Pensando nisso, o governo Bolsonaro começou a ensaiar a criação de um plano chamado Renda Brasil, mas tamanhas foram as divergências entra ala política e ala econômica que a proposta entrou para a gaveta, com anúncio de espera partindo do próprio presidente.
Ocorre que a reeleição bateu à porta e, nas últimas pesquisas, Bolsonaro viu seus índices de popularidade caírem enquanto o adversário mais forte até aqui — que, aliás, tem boa performance entre as camadas mais populares — apareceu pontuando até mais do que ele em sondagens eleitorais. Daí a urgência do capitão em agir. A apresentação do Auxílio Brasil — que deixou especialistas em finanças públicas de cabelo em pé — tem muito mais a ver com 2022 do que com a consciência sobre a distribuição de renda.
Cabe lembrar a postura do capitão em 2017, sublinhada por Bernardo Mello Franco em O Globo nesta segunda-feira:
— Se para ser candidato a presidente tem de falar que vai ampliar o Bolsa Família, então vote em outro candidato. Não vou partir para a demagogia — afirmou, antes de ser eleito.

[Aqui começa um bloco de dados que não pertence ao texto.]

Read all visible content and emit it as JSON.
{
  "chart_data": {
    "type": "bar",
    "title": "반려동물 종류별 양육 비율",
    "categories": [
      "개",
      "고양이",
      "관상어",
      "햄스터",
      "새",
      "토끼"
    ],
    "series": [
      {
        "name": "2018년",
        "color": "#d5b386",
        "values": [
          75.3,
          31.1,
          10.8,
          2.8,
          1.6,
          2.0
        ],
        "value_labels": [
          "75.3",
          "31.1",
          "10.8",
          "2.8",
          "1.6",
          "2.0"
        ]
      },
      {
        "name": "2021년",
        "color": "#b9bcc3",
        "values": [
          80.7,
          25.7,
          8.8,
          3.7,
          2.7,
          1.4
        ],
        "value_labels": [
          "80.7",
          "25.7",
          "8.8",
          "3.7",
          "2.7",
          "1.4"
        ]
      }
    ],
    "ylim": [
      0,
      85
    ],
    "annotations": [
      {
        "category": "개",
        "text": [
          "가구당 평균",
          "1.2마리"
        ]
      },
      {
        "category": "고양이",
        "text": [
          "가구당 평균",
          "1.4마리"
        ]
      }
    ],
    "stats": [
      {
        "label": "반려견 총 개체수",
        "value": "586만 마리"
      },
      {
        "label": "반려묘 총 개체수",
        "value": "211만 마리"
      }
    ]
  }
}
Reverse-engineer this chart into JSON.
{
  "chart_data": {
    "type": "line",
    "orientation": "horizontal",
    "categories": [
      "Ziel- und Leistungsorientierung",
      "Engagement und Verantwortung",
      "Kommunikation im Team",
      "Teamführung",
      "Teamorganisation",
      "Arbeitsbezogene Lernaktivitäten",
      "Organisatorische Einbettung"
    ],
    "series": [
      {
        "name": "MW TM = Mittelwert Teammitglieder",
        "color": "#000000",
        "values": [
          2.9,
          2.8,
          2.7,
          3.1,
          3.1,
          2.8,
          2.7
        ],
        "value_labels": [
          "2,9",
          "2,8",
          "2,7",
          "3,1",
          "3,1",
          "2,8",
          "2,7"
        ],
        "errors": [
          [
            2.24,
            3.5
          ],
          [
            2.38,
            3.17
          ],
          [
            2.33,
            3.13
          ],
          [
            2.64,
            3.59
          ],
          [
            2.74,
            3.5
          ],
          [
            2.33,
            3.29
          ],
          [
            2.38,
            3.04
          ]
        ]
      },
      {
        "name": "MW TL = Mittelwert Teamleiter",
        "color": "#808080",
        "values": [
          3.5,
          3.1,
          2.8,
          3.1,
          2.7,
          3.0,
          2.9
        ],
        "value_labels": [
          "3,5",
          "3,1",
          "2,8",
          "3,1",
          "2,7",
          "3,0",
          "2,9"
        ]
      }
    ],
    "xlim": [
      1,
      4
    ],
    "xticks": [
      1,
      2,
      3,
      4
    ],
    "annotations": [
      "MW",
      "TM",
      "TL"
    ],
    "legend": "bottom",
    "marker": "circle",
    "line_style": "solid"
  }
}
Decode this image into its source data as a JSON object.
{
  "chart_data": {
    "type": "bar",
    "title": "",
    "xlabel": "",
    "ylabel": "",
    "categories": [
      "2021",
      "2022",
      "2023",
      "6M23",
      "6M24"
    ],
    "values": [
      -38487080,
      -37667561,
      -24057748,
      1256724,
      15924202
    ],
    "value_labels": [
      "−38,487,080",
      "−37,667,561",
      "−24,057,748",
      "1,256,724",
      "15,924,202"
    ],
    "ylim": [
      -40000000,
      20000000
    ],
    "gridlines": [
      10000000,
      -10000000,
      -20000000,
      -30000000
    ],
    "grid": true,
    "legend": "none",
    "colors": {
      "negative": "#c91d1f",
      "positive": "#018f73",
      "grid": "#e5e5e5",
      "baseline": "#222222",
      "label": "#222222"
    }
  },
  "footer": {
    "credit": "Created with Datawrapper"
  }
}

De lá para cá, muita coisa mudou. Mas Bolsonaro não. Com larga experiência no Congresso, ele sabe como a banda toca na política brasileira. Para se manter no poder, vale tudo. Alinhar-se ao centrão, entregar a Casa Civil para Ciro Nogueira e, claro, fazer o que for possível para turbinar sua popularidade junto aos mais pobres. É a velha política. Bolsonaro só pensa naquilo: mais quatro anos à frente da Nação.